The Week in Parliament
ON Tuesday in the House of Commons began a session probably the most important since that which committed this country to the Great European War of 1914. Yet somehow the occasion lacked impressiveness. It was strange—but the strangeness soon wore off—to see " everyone on the wrong side," but things began in a trivial way. After three questions by private notice, with " supplementaries " of the old " scoring " kind, the Chairman read letters of resignation from the Chairman of Ways and Means (Sir Robert Young) and the Deputy Chairman (Mr. Dunnico). More questions as to " outside bodies," and the Opposition shouted, " Bankers."
And then Mr. Arthur Henderson, now leader of the Opposition, asked the Prime Minister as to the course of business during the week, and there was wrangling as to what each said the other had said, with interruption from both sides of the House. And then, after the Speaker had explained that, because the circumstances were so exceptional, he would allow a fuller and wider debate than was usual in a motion for the House to resolve itself into a Committee of Ways and Means, the Prime Minister rose to make his statement. That he had come through a heavy strain was evident and it showed itself in a rather feverish appearance and at times a mechanically fixed smile..
The Prime Minister's statement, after a history of the crisis, really resolved itself into a repetition of this question to the Opposition : " What would you have done on the evening of August 23rd ? " He naturally got the reply : " It , was the Government's duty to remain in office until the pound was unassailable." Mr.

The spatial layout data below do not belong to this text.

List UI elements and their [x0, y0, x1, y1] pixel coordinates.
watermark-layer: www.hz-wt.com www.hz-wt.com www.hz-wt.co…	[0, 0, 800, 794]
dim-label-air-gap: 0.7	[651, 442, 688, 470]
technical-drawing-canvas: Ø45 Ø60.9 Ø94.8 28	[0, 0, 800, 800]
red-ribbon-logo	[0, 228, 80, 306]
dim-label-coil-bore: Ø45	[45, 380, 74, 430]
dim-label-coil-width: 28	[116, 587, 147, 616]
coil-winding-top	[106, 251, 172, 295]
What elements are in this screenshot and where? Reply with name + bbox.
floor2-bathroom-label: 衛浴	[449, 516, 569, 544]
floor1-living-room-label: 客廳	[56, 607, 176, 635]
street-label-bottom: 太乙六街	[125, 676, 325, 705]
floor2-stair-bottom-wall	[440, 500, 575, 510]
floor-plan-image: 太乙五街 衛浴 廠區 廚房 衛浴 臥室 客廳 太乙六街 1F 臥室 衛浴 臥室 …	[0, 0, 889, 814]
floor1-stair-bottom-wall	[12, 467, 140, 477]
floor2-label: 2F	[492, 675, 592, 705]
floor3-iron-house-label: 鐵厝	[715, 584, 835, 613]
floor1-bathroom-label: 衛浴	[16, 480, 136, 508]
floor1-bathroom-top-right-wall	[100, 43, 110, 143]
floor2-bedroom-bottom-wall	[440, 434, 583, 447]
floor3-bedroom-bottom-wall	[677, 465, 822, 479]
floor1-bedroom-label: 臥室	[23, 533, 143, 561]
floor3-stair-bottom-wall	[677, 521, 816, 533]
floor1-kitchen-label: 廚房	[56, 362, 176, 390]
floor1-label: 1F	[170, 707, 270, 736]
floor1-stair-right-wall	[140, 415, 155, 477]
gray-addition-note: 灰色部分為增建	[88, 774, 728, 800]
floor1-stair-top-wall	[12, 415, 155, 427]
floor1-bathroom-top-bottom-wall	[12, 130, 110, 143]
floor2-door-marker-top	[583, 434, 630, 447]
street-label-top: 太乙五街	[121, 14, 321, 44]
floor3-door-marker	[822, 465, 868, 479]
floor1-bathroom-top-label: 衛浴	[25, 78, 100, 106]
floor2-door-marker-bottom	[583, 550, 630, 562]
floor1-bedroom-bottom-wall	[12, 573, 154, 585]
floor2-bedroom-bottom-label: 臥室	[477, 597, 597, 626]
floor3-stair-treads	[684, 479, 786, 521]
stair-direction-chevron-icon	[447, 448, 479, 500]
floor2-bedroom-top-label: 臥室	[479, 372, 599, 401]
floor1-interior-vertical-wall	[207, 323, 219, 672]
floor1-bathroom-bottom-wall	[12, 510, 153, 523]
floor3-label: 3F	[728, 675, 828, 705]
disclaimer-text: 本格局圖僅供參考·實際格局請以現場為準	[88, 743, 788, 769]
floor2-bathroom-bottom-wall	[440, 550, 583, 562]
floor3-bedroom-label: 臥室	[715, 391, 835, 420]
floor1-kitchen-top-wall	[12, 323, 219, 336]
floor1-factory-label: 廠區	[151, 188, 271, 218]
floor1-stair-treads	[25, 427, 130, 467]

Arthur Henderson, who followed, recalled his twenty-eight years of all but daily association with the Prime Minister. " Whether the withdrawal of our colleagues be long or short, whether it be 'temporary or permanent, it is a direct loss to the Labour movement."
It was not the policy of the late Government which had created the financial breakdown, but the spendthrift tendencies of previous Governments. The Prime Minister had spoken of sacrifices. Well, he, Henderson, had given up office, emoluments, work dear to his heart, and the Prime Minister had kept office and its emoluments.
Mr. Churchill spoke from Mr. Maxton's old seat. He blamed alike the old Government, the new Government, and the present Opposition ; only decisive defeat at a general election could restore confidence ; delay gave the Socialists a better chance of escaping defeat. Con- servative victory coupled with tariffs were the only things which would restore prosperity. Mr. Maxton followed. The proposed economies would not do more than postpone the crisis a very feW weeks, and then would come a breakdown of the 'whole system. Then only would the nation realize that a planned and ordered system had to be devised: Mr. Baldwin's speech, in curious contrast with the Prime Minister's, was listened to practically without an interruption. Its tone—sober, reserved, " English "- came nearest to creating an atmosphere appropriate to a great deliberate assembly dealing with one of the greatest of national crises. This tone, this atmosphere. was its real contribution. There was no invective, no taunts. He did not even appeal to the Opposition for support ; he only asked that in presenting their case they should remember' that if the world came to believe that a large section of the community in Great Britain did not realize the gravity of the position or was reluctant to face the conditions, that fact of itself might prolong, most dangerously, the period of instability. Sir Oswald Mosley was fluent and challenging, but laboured under the difficulty of disagreeing with everybody except his two followers.
The debate was wound up for the Opposition by Mr., Alexander in quite the best speech of the Opposition, though it traversed familiar ground. When Sir Herbert Samuel replied for the Government he asked Mr. Henderson (who had said that an Opposition's duty was to oppose) what would have happened to the Socialist Party during the last two years if the Liberal Party, sitting in Opposition, had always acted on that very disputable adage.